The job, handled by Ansys Fluent for Baker Hughes, involved crunching a 2.2-billion-cell axial turbine simulation. On a traditional setup with 3,700 CPU cores, it took 38.5 hours. Plugged into Frontier with 1,024 MI250X accelerators and matching EPYC CPUs, the time dropped to 1.5 hours—fast enough to turn design iteration into something approaching real-time.

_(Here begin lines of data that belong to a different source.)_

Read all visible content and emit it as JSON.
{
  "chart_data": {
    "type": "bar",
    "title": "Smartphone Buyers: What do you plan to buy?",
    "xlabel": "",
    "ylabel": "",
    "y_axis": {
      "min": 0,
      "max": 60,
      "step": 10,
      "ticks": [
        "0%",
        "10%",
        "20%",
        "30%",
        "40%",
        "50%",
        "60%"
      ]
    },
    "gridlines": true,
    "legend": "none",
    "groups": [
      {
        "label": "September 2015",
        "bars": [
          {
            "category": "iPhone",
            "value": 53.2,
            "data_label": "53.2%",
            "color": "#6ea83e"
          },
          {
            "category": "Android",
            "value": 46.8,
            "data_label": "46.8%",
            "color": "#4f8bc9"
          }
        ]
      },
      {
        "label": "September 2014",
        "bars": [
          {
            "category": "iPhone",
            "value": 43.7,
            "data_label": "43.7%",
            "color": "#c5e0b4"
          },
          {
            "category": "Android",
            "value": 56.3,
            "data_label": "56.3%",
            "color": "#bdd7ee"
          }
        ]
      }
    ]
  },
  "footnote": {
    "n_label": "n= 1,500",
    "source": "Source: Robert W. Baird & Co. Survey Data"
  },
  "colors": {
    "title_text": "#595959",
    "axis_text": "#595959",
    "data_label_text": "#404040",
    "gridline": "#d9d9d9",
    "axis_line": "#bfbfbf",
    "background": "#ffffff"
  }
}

Frontier — once the fastest box on the planet before being nudged aside by El Capitan — runs on 9,408 EPYC processors and 37,632 MI250X GPUs. El Capitan, meanwhile, flexes 44,544 of AMD’s newer MI300A accelerators. Both machines left Nvidia's AI GPU dominance untouched, but — in raw compute, AMD was not to be underestimated.
This CFD run didn’t even use the full power of Frontier. There’s still a load of horsepower left idling, meaning these gains are only the beginning. And with competitors like Nvidia hogging AI mindshare, this proves AMD's kit can handle bleeding-edge workloads at scale.
AMD data centre VP Brad McCredie said: “By scaling high-fidelity CFD simulation software to unprecedented levels with the power of AMD Instinct GPUs, this collaboration demonstrates how cutting-edge supercomputing can solve some of the toughest engineering challenges.”
AMD’s Achilles’ heel remains its software stack. Data centres still tend to reach for Nvidia because its driver support is tighter and the dev ecosystem is more mature. Tiny Corp’s TinyBox system struggled with Radeon RX 7900 XTX cards until Lisa Su stepped in. And even then, TinyBox shipped an Nvidia version — and recommended it.
If AMD can sort out the software side, there’s no reason it shouldn’t be chewing up more of the AI and HPC market.